/MPEst

Primary LanguagePythonMIT LicenseMIT

PyLint Check code style Code style Unit Tests

Installation

pip install mpest

Abstract

This package contains realization of em algorithm for solving the parameter estimation of mixture distribution problem:

$$p(x | \Omega, F, \Theta) = \sum_{j=1}^k \omega_j f_j(x | \theta_j)$$

  • $p(x | \Omega, F, \Theta)$ - mixture distribution
  • $f_j(x | \theta_j) \in F$ - $j$ distribution
  • $\omega_j \in \Omega$ - prior probability of $j$ distribution
  • $\theta_j \in \Theta$ - parameters of $j$ distribution

The problem is to find $\Omega$ and $\Theta$ params of custom mixture distribution with known (or guessed) $k$, $F$ and guessed or randomized initial approximation.
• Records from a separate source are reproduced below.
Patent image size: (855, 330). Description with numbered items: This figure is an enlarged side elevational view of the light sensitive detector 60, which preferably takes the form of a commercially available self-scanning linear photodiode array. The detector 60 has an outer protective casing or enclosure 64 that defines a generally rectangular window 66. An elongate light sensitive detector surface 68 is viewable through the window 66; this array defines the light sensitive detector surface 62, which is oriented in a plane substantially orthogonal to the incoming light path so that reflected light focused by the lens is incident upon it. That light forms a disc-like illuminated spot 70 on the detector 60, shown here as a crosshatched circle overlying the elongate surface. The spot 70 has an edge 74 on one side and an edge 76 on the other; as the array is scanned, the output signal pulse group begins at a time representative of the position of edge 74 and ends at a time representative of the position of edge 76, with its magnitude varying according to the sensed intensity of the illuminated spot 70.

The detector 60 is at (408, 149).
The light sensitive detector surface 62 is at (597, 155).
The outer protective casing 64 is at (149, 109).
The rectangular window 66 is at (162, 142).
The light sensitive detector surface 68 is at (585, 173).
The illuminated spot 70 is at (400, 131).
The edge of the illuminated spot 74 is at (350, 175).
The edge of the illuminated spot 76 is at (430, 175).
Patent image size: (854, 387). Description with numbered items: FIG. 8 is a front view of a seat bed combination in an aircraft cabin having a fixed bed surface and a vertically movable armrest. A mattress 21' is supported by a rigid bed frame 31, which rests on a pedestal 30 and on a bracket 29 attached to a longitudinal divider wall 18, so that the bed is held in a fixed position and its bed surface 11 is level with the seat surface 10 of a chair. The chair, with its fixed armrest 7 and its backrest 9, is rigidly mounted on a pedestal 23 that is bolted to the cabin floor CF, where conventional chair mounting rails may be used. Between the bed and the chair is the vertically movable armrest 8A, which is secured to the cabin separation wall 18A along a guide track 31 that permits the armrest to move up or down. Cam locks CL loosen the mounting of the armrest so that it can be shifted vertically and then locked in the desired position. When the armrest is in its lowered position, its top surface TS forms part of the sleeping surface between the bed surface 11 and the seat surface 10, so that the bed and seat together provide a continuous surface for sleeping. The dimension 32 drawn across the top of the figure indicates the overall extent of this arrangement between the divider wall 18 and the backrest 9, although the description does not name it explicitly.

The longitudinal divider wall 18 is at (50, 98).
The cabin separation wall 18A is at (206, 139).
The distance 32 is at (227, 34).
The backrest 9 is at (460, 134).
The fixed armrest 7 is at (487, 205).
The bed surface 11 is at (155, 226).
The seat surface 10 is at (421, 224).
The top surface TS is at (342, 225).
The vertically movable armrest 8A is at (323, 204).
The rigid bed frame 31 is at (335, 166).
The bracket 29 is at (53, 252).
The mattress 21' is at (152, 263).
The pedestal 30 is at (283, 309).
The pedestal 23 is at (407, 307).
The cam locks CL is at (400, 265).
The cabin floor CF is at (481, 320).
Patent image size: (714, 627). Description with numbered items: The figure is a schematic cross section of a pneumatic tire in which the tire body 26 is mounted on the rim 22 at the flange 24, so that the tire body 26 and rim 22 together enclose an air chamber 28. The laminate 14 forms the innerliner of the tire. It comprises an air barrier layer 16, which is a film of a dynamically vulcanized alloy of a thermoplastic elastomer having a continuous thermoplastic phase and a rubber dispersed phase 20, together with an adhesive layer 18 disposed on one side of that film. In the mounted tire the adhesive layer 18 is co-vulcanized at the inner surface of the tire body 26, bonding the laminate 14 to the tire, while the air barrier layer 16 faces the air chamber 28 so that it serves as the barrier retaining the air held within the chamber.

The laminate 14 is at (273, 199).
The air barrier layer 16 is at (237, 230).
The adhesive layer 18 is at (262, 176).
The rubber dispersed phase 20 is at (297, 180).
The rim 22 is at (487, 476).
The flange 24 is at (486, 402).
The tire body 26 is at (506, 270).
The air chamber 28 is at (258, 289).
This package uses EM algorithm tuned to work with different distributions models and optimizers, which could match the given interfaces. This allows using this package even for mixture distribution of different distributions classes. For example mixture distribution of both Gaussian and Exponential distributions.

Usage

The package can work with mixture distribution of any combination of models, which implements AModel abstract class. EM algorithm result can be calculated by using EM class with AOptimizer implementation and guessed or random initial approximation.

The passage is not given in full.